Supprimer la dénomination Stalingrad, c’est faire un contresens historique. Car cette dénomination de la place ne rend pas hommage à Staline, elle rend hommage aux combattants tombés pour notre liberté pendant la seconde guerre mondiale.

Pour tous les russophones, y compris les populations de l’ex-URSS comme les Ukrainiens et les Biélorusses, cette bataille illustre le courage des populations civiles et des combattants face au péril Nazi.

C’est pourquoi la ville a été rebaptisée en Volgograd, « ville des héros » Nous ne leur rendons peut-être pas suffisamment hommage.

Il peut être bon de rappeler quelques chiffres du bilan de la seconde guerre mondiale (estimations, avec pourcentage de la population du pays) :

Pertes américaines (sur l’ensemble des champs de bataille) : 420.000 essentiellement militaires (0,30%)

● Pertes françaises : 570.000 pour moitié des civils (1,35%)

● Ex-URSS : entre 22 et 25.000.000 morts (13 à 16%), plus de la moitié sont des civils

● En Ukraine, 6.800.000 morts (16,5%). En Biélorussie, 2.300.000 morts soit 25% de la population !

En ne rendant pas suffisamment hommage à ces peuples proches tombés aussi pour nous, nous accréditons l’idée que leur sacrifice n’est pas traité à sa juste valeur, et nous faisons le jeu de Vladimir Poutine et des nationalistes russophones de tout poil.
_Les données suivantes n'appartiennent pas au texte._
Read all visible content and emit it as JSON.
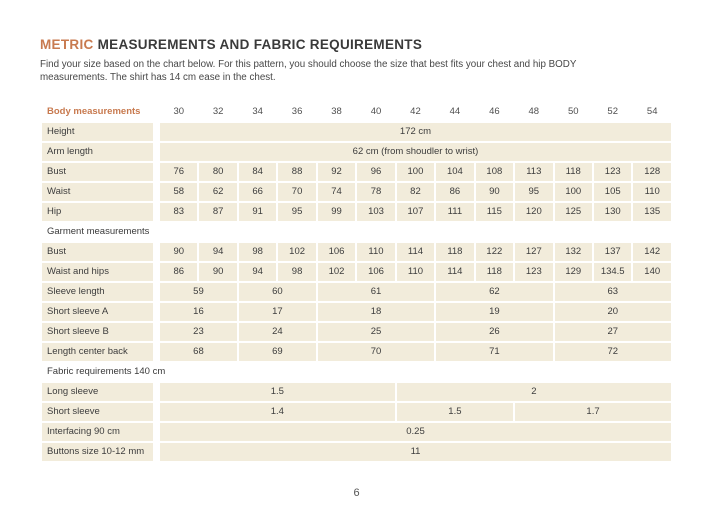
{
  "page": {
    "title_accent": "METRIC",
    "title_rest": " MEASUREMENTS AND FABRIC REQUIREMENTS",
    "intro_lines": [
      "Find your size based on the chart below. For this pattern, you should choose the size that best fits your chest and hip BODY",
      "measurements. The shirt has 14 cm ease in the chest."
    ],
    "page_number": "6"
  },
  "colors": {
    "accent_orange": "#c87a4f",
    "cell_beige": "#f2ecdb",
    "text_dark": "#3d3d3d"
  },
  "table": {
    "size_row": {
      "label": "Body measurements",
      "sizes": [
        "30",
        "32",
        "34",
        "36",
        "38",
        "40",
        "42",
        "44",
        "46",
        "48",
        "50",
        "52",
        "54"
      ]
    },
    "rows": [
      {
        "type": "data",
        "label": "Height",
        "cells": [
          [
            "172 cm",
            13
          ]
        ]
      },
      {
        "type": "data",
        "label": "Arm length",
        "cells": [
          [
            "62 cm (from shoudler to wrist)",
            13
          ]
        ]
      },
      {
        "type": "data",
        "label": "Bust",
        "cells": [
          [
            "76",
            1
          ],
          [
            "80",
            1
          ],
          [
            "84",
            1
          ],
          [
            "88",
            1
          ],
          [
            "92",
            1
          ],
          [
            "96",
            1
          ],
          [
            "100",
            1
          ],
          [
            "104",
            1
          ],
          [
            "108",
            1
          ],
          [
            "113",
            1
          ],
          [
            "118",
            1
          ],
          [
            "123",
            1
          ],
          [
            "128",
            1
          ]
        ]
      },
      {
        "type": "data",
        "label": "Waist",
        "cells": [
          [
            "58",
            1
          ],
          [
            "62",
            1
          ],
          [
            "66",
            1
          ],
          [
            "70",
            1
          ],
          [
            "74",
            1
          ],
          [
            "78",
            1
          ],
          [
            "82",
            1
          ],
          [
            "86",
            1
          ],
          [
            "90",
            1
          ],
          [
            "95",
            1
          ],
          [
            "100",
            1
          ],
          [
            "105",
            1
          ],
          [
            "110",
            1
          ]
        ]
      },
      {
        "type": "data",
        "label": "Hip",
        "cells": [
          [
            "83",
            1
          ],
          [
            "87",
            1
          ],
          [
            "91",
            1
          ],
          [
            "95",
            1
          ],
          [
            "99",
            1
          ],
          [
            "103",
            1
          ],
          [
            "107",
            1
          ],
          [
            "111",
            1
          ],
          [
            "115",
            1
          ],
          [
            "120",
            1
          ],
          [
            "125",
            1
          ],
          [
            "130",
            1
          ],
          [
            "135",
            1
          ]
        ]
      },
      {
        "type": "section",
        "label": "Garment measurements"
      },
      {
        "type": "data",
        "label": "Bust",
        "cells": [
          [
            "90",
            1
          ],
          [
            "94",
            1
          ],
          [
            "98",
            1
          ],
          [
            "102",
            1
          ],
          [
            "106",
            1
          ],
          [
            "110",
            1
          ],
          [
            "114",
            1
          ],
          [
            "118",
            1
          ],
          [
            "122",
            1
          ],
          [
            "127",
            1
          ],
          [
            "132",
            1
          ],
          [
            "137",
            1
          ],
          [
            "142",
            1
          ]
        ]
      },
      {
        "type": "data",
        "label": "Waist and hips",
        "cells": [
          [
            "86",
            1
          ],
          [
            "90",
            1
          ],
          [
            "94",
            1
          ],
          [
            "98",
            1
          ],
          [
            "102",
            1
          ],
          [
            "106",
            1
          ],
          [
            "110",
            1
          ],
          [
            "114",
            1
          ],
          [
            "118",
            1
          ],
          [
            "123",
            1
          ],
          [
            "129",
            1
          ],
          [
            "134.5",
            1
          ],
          [
            "140",
            1
          ]
        ]
      },
      {
        "type": "data",
        "label": "Sleeve length",
        "cells": [
          [
            "59",
            2
          ],
          [
            "60",
            2
          ],
          [
            "61",
            3
          ],
          [
            "62",
            3
          ],
          [
            "63",
            3
          ]
        ]
      },
      {
        "type": "data",
        "label": "Short sleeve A",
        "cells": [
          [
            "16",
            2
          ],
          [
            "17",
            2
          ],
          [
            "18",
            3
          ],
          [
            "19",
            3
          ],
          [
            "20",
            3
          ]
        ]
      },
      {
        "type": "data",
        "label": "Short sleeve B",
        "cells": [
          [
            "23",
            2
          ],
          [
            "24",
            2
          ],
          [
            "25",
            3
          ],
          [
            "26",
            3
          ],
          [
            "27",
            3
          ]
        ]
      },
      {
        "type": "data",
        "label": "Length center back",
        "cells": [
          [
            "68",
            2
          ],
          [
            "69",
            2
          ],
          [
            "70",
            3
          ],
          [
            "71",
            3
          ],
          [
            "72",
            3
          ]
        ]
      },
      {
        "type": "section",
        "label": "Fabric requirements 140 cm"
      },
      {
        "type": "data",
        "label": "Long sleeve",
        "cells": [
          [
            "1.5",
            6
          ],
          [
            "2",
            7
          ]
        ]
      },
      {
        "type": "data",
        "label": "Short sleeve",
        "cells": [
          [
            "1.4",
            6
          ],
          [
            "1.5",
            3
          ],
          [
            "1.7",
            4
          ]
        ]
      },
      {
        "type": "data",
        "label": "Interfacing 90 cm",
        "cells": [
          [
            "0.25",
            13
          ]
        ]
      },
      {
        "type": "data",
        "label": "Buttons size 10-12 mm",
        "cells": [
          [
            "11",
            13
          ]
        ]
      }
    ]
  }
}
Voilà pourquoi garder Stalingrad avait un sens profond qui pouvait être rappelé.

Où sont les femmes ?

Par ailleurs, s’il s’agit d’effacer des tablettes un nom qui déplait, pourquoi ne pas procéder autrement ?

La ville, et le quartier du Théâtre, manquent cruellement de noms de lieux honorant des femmes célèbres. Pas une seule place sétoise à notre connaissance n’honore une femme. Les places sétoises se nomment par exemple : place André Cambon, place Aristide Briand, place Édouard Herriot, place Jules Moch, place Léon Blum, place Léon Jouhaux…
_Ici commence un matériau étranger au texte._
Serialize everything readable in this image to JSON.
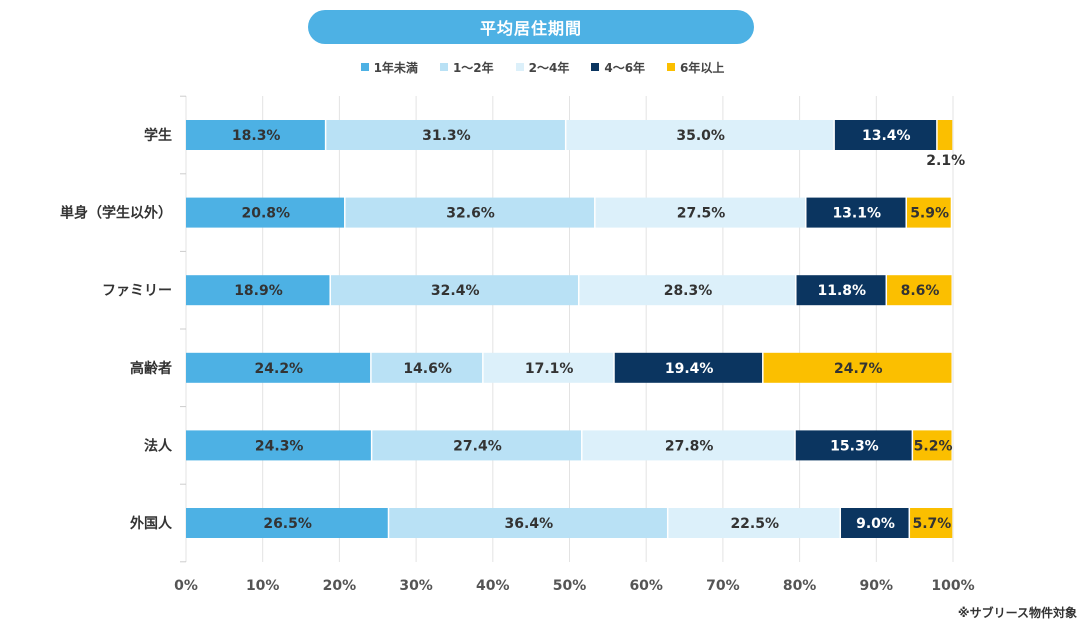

Pourquoi donc ne pas rendre hommage à Marie Curie, Lucie Aubrac, Louise Michel, Simone Weil… ?

Pourquoi aller chercher un homme certes illustre, Victor Hugo, dont le nom est déjà honoré 1620 fois en France ? Et pourquoi l’honorer une seconde fois à Sète, alors qu’il dénomme déjà la plus grande avenue de la ville ?

Tout cela laisse penser qu’il s’agit d’abord d’effacer un nom gênant (Stalingrad), sans réfléchir à l’opportunité historique de rompre enfin la malédiction sétoise qui semble écarter les femmes de toute visibilité et reconnaissance.

C’est une occasion manquée, une de plus.